Optimising the physical characteristics of AM powders
Two of the major AM processes can broadly be classified as powder bed or blown powder. In powder bed processes, successive powder layers are spread across a build platform and then fused or bound in specific areas to progressively construct the component. With a blown powder process, powder flows through a nozzle in a carrier gas stream at relatively high pressures into a melt pool on the surface of the component. In both cases, the flow properties of the metal powder strongly influence process efficiency and also, potentially, the quality of the finished component. Powders that flow freely and spread evenly to give a uniform layer, free of air voids, are essential for powder bed processes, while consistent aerated flowability underpins the efficiency of blown powder processes.
Most feedstocks used in AM consist of fine powders with median particle sizes, typically in the range of 20-60 µm. This is essential to meet the requirement to form, for example, a powder bed just tens of microns thick. Fine particles can also be advantageous in terms of packing behaviour, especially in a powder with a relatively broad particle size distribution (Fig. 2). Such powders deliver the high bulk density associated with consistently high quality, minimally flawed finished components. On the other hand, because the forces of attraction between particles increase with decreasing particle size, finer particles tend to have relatively poor flowability.
Fortunately, particle size is not the only property that influences powder flowability. Other parameters that have an effect include porosity, surface texture, density, electrostatic charge and particle shape. Particles that are smooth and/or regularly shaped generally flow more easily than those of analogous size that are rougher and/or more irregular. This can be attributed to reduced interparticle friction (surface roughness) and a lower tendency towards mechanical interlocking (particle irregularity). By manipulating particle shape, it is therefore possible to offset the low flowability associated with fine powders to enhance AM process efficiency. Furthermore, smooth spherical particles also tend to pack efficiently and so can be additionally advantageous from the perspective of achieving high bulk densities.

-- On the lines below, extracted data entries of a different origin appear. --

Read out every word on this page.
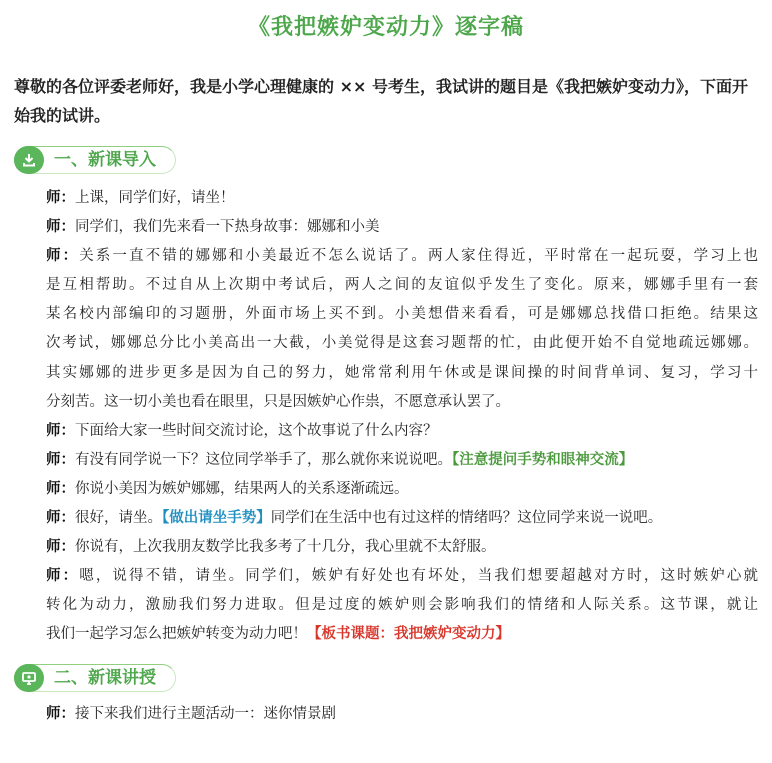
《我把嫉妒变动力》逐字稿
尊敬的各位评委老师好，我是小学心理健康的 ×× 号考生，我试讲的题目是《我把嫉妒变动力》，下面开始我的试讲。
一、新课导入
师：上课，同学们好，请坐！
师：同学们，我们先来看一下热身故事：娜娜和小美
师：关系一直不错的娜娜和小美最近不怎么说话了。两人家住得近，平时常在一起玩耍，学习上也
是互相帮助。不过自从上次期中考试后，两人之间的友谊似乎发生了变化。原来，娜娜手里有一套
某名校内部编印的习题册，外面市场上买不到。小美想借来看看，可是娜娜总找借口拒绝。结果这
次考试，娜娜总分比小美高出一大截，小美觉得是这套习题帮的忙，由此便开始不自觉地疏远娜娜。
其实娜娜的进步更多是因为自己的努力，她常常利用午休或是课间操的时间背单词、复习，学习十
分刻苦。这一切小美也看在眼里，只是因嫉妒心作祟，不愿意承认罢了。
师：下面给大家一些时间交流讨论，这个故事说了什么内容？
师：有没有同学说一下？这位同学举手了，那么就你来说说吧。【注意提问手势和眼神交流】
师：你说小美因为嫉妒娜娜，结果两人的关系逐渐疏远。
师：很好，请坐。【做出请坐手势】同学们在生活中也有过这样的情绪吗？这位同学来说一说吧。
师：你说有，上次我朋友数学比我多考了十几分，我心里就不太舒服。
师：嗯，说得不错，请坐。同学们，嫉妒有好处也有坏处，当我们想要超越对方时，这时嫉妒心就
转化为动力，激励我们努力进取。但是过度的嫉妒则会影响我们的情绪和人际关系。这节课，就让
我们一起学习怎么把嫉妒转变为动力吧！【板书课题：我把嫉妒变动力】
二、新课讲授
师：接下来我们进行主题活动一：迷你情景剧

While smooth, spherical powders may be preferable for many AM applications, they can be difficult to manufacture. The majority of metal powders for AM are produced using gas atomisation processes and the resulting product tends to be relatively spherical. However, particle shape can be influenced by the thermal conductivity of the molten metal, which affects the speed of cooling during particle formation and the associated solidification process. In addition, collisions and subsequent fusion between molten/semi-molten particles can form irregularly-shaped particles.
In reality, gas atomised metal powders may contain particles exhibiting any of the features illustrated in Fig. 3, with satellited particles a particular problem. These not only compromise flowability and packing behaviour, but may also present an airborne health and safety risk because of the very fine nature of the easily-detached satellite particles. Alternative metal powder manufacturing processes include plasma atomisation or the plasma rotating electrode process (PREP), both of which produce more spherical particles but at a higher price.
In summary, when it comes to selecting a powder for an AM application, particle shape may well be critical, as well as particle size, but a specification for highly regular, spherical particles will typically be associated with a premium price tag, compared to a more forgiving shape specification. For AM processors, understanding the impact of particle shape is therefore crucial to enabling selection of the most cost-effective feedstock. For metal powder manufacturers on the other hand, learning how to control shape is the key to higher value products. In both cases, robust particle shape data is a critical requirement.
Automated imaging for robust, statistically significant particle shape measurement
Metal powders are typically sized by sieving, or more rapidly and accurately by laser diffraction technology. Fast, non-destructive and highly automated, laser diffraction analysis delivers a complete particle size distribution for a sample in less than a minute and can also be implemented online for the continuous monitoring of metal powder manufacturing processes. Automated imaging is highly complementary to laser diffraction and augments size data with greater insight into particle morphology by providing detailed information about particle shape.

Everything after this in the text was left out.